36. Titisan Suzanna

64 5 3
                                    

     Bianglala itu masih berputar. Anisa diam sejenak menikmati masa-masa indah saat remaja—bersama orang yang ia cintai. Begitu hangat, lebih hangat dari api yang membara. Begitu memesona, lebih memesona dari pemandangan yang ada di kota Bandung.

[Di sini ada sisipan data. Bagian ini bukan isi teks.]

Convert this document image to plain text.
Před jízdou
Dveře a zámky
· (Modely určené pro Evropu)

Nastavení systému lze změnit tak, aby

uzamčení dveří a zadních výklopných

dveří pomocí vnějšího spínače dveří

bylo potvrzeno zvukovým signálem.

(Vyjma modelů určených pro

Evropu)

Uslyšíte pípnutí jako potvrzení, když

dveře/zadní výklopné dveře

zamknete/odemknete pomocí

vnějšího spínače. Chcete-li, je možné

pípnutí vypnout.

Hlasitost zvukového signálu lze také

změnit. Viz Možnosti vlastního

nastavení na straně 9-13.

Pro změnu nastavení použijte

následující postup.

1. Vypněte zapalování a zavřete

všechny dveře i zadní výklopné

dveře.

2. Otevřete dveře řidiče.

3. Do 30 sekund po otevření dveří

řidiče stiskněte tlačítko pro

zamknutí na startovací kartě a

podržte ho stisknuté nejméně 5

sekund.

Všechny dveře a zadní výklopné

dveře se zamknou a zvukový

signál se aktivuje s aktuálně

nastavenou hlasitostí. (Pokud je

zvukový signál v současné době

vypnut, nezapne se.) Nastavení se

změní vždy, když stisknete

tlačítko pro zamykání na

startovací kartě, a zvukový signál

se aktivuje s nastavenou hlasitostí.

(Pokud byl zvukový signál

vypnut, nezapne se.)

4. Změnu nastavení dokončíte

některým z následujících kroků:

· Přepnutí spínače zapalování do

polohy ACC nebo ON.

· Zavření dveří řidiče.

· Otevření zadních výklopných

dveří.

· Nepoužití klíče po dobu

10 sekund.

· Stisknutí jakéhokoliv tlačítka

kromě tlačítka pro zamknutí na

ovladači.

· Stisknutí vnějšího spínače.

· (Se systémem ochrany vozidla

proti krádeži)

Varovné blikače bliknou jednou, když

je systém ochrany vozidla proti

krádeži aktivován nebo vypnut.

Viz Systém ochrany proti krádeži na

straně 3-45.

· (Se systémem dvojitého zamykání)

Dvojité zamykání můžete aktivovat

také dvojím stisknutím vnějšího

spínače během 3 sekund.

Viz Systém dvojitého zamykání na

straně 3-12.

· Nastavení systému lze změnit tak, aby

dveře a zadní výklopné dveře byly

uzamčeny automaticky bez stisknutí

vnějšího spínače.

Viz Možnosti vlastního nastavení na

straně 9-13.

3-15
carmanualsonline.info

     "Bentar lagi kita turun, kamu siap-siap, ya!" Andrea menyelipkan rambut Anisa yang terlalu panjang pada sisi telinga. Ia tersenyum, menatap Anisa dengan mesra.

     "Iya," jawab gadis itu sembari membenarkan jaket yang ia kenakan. "Kamu gak ngerasa dingin?"

     "Nggak, kamu pake aja jaketnya."

     "Makasih, ya."

     Perlahan roda raksasa itu berhenti. Anisa melangkah perlahan dengan dituntun Andrea. Mereka berjalan melewati beberapa orang yang mengantri; menunggu giliran untuk duduk dan menikmati pemandangan menggunakan bianglala.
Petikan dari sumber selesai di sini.